Outlook for Windows Will Get Automapped Calendars After Months of Delays
Microsoft is preparing another wave of Microsoft 365 changes, with Agent mode, smart editing, and new Copilot-powered tools on the way. Now, the company is also finally ready to roll out automapped calendars in Outlook for Windows after months of delays.
According to Microsoft 365 roadmap ID 415168, automapped calendars will soon appear automatically when users move between classic Outlook and the new Outlook for Windows. Microsoft first surfaced this feature back in September 2024, but the rollout timeline kept slipping.
Outlook is finally getting automapped calendars by default
The update will let automapped calendars show up automatically instead of forcing users to go through manual steps. That should make switching between the classic Outlook desktop app and the new Outlook for Windows much less frustrating.
Before this change, users could still access those calendars, but they did not appear by default after switching clients. That created confusion, especially for people who expected the same calendar view across both Outlook experiences.
Microsoft says users will find the feature here:
Outlook > Calendar icon > My Calendars > Automapped calendar
The change affects both classic Outlook for Windows and the new Outlook for Windows desktop app.
Microsoft delayed the feature several times
According to the Microsoft 365 Admin Center message ID MC906502, Microsoft changed the release schedule more than once.
The company first planned to start the rollout in early February 2026 for Targeted Release. It then moved General Availability to early March 2026, but that date also slipped.
Microsoft now plans to begin rolling out the feature in mid-April and finish by the end of April.
That delay makes this another example of a Microsoft 365 feature taking much longer than expected to reach users, even after Microsoft publicly lists it on the roadmap.
Admins do not need to do anything
Microsoft will enable the feature automatically, so admins do not need to take any action before rollout. Still, organizations may want to notify users about the change and update internal help documentation, especially if teams often switch between classic Outlook and the new app.

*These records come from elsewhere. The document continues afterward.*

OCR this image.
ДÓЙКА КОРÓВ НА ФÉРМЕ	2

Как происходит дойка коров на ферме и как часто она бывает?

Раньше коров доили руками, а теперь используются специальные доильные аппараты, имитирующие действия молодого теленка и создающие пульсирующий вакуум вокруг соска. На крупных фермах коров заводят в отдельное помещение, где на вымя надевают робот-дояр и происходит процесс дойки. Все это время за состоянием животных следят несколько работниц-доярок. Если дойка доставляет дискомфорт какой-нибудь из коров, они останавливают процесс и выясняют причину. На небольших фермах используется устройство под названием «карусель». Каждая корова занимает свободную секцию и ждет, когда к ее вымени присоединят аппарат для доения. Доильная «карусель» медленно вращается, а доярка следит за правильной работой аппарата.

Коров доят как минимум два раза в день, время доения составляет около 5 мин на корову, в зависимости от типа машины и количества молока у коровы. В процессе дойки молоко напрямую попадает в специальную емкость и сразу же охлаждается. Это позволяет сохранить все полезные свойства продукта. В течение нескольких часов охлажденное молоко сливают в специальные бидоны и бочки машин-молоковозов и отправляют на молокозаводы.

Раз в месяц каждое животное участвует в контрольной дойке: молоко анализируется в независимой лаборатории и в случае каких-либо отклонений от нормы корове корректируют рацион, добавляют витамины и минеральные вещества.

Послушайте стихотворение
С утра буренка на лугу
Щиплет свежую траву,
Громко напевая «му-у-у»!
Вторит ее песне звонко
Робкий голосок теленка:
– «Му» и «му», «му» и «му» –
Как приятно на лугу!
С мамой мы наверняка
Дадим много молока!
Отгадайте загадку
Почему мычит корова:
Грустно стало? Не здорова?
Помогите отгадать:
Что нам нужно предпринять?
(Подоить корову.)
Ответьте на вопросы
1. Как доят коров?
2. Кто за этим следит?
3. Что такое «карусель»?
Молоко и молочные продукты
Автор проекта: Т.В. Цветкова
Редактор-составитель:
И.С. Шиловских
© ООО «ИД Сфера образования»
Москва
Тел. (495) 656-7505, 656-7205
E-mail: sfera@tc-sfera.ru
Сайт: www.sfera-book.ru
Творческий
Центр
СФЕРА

That matters because users who rely on shared or delegated calendars may notice the update right away once Microsoft enables it.
This Outlook change arrives as Microsoft also prepares a broader Microsoft 365 update with Agent mode and smart editing features. On top of that, the company is adding a Copilot capability that aims to help eliminate meeting conflicts in Outlook.
In other Microsoft 365 news, Microsoft is also still planning to roll out the work-location feature in Teams again, this time with an opt-out control after backlash from users.